You need to put away all books, DVDs and TV shows that do not conform to your world-view lest you are tempted to abandon it. You need to move into a community that has none of the people you hate in it, or if they are there, they are kept separate from the decent people, your people. In such a community you will be able to fly emblems of your hatred and speak your mind without having to worry about one of them doing something about it.
You need to sit around reading and finding ways to make everything wrong with society the fault of the people you hate. If your prejudice has a religious basis then this is easy, you just say “God is punishing us” by surrounding us with “them”. If it’s not religious then you might need to acquire a little political knowledge, a slight grasp of political jargon so as to give your arguments a veneer of intelligence.
There will be ones who don’t conform to your stereotype. You need to pretend that these do not exist. If pressed you can come up with an exception-that-proves-the-rule type of reason, but you should try to steer clear of any arguments involving non-stereotypes as they tend to undermine everything. You will want to avoid thinking too hard about them even when not arguing, or doubt might enter in. When arguing with non-bigots you need to find the worst possible stereotype, and the statistics that have been skewed the furthest in your direction. Keep quoting these statistics over and over again until the argument gets heated and emotional and they give up on trying to make thoughtful points. In this way you will prove nothing and will make no converts, however, you will show them that you are willing to stand up for your race, or sexual preference, or community, or religion even in the face of reason, thus making their intellectual efforts futile. The big problem with this is that you have to wear your opinions on your sleeve, opinions that are not looked on kindly in many places. If this bothers you you may want to take another path. See below.

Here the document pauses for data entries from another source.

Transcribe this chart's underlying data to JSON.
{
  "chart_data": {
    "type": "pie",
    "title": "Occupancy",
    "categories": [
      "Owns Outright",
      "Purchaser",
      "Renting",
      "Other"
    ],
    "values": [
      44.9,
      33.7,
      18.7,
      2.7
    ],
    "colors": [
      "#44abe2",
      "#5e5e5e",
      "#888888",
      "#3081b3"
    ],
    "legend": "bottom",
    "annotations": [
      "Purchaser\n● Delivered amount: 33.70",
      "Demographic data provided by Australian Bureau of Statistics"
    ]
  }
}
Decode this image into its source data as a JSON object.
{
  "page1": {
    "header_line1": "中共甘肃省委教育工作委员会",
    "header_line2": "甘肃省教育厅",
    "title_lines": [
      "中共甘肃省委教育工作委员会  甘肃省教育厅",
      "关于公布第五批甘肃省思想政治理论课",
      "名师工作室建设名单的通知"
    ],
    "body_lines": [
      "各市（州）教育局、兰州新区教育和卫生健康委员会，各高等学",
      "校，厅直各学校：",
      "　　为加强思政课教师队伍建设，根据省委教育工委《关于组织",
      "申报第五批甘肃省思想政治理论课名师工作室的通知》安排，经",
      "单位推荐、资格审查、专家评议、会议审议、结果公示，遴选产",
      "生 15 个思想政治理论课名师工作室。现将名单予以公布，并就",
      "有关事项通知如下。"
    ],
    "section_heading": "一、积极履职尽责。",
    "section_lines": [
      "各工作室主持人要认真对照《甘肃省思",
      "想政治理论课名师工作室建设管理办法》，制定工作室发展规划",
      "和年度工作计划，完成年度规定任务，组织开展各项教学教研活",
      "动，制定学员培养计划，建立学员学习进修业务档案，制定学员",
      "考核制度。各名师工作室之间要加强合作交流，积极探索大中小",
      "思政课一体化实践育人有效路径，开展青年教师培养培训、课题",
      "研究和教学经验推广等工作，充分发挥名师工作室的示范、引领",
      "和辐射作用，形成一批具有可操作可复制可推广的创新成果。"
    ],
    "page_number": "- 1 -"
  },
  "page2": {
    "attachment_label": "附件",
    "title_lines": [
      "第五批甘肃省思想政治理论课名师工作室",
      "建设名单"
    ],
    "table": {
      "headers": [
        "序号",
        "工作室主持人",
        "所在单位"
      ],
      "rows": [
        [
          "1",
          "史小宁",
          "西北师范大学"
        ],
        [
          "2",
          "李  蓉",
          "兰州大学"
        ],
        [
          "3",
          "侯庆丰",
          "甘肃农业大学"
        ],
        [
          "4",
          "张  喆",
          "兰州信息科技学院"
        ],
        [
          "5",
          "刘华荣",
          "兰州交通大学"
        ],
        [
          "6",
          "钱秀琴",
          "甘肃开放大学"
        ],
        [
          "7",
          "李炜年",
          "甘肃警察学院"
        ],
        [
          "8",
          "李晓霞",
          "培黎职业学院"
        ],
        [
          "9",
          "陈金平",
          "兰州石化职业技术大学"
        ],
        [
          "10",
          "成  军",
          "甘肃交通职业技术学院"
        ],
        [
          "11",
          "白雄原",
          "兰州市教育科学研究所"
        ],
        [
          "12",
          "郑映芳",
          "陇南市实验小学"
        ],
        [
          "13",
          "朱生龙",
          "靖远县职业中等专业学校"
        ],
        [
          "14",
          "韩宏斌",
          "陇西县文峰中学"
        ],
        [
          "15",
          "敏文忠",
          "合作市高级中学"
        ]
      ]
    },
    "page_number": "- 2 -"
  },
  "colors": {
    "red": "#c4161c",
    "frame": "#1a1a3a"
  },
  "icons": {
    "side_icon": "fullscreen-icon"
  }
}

Another way to deal with the people you hate is to become a closet (or stealth) bigot. This is where you openly condemn bigotry and bigots, but still cling to the views. In order to pull this off you should ideally have a token, which is a person from the hated demographic that you can use as an alibi. Somebody who will vouch for your open-mindedness. Once you have a token (preferably somebody you have leverage with), you can proceed to be discriminatory and offensive, confident that nobody can accuse you of prejudice and have it stick. If you don’t want to bother with the token route, you will want to display an exaggerated friendliness with all minorities you meet. Smile at them and discuss topics you think will be of interest to them, whether these things are appropriate in the context of your relationship or not. For instance, you may want to discuss basketball, fashion, ice-hockey, or learning Spanish. While this will not get them to like you, you can now claim to have “reached out” to them. Any bad things that happen now are their fault. This closet-bigot method is preferable while there is still a stigma attached to prejudice.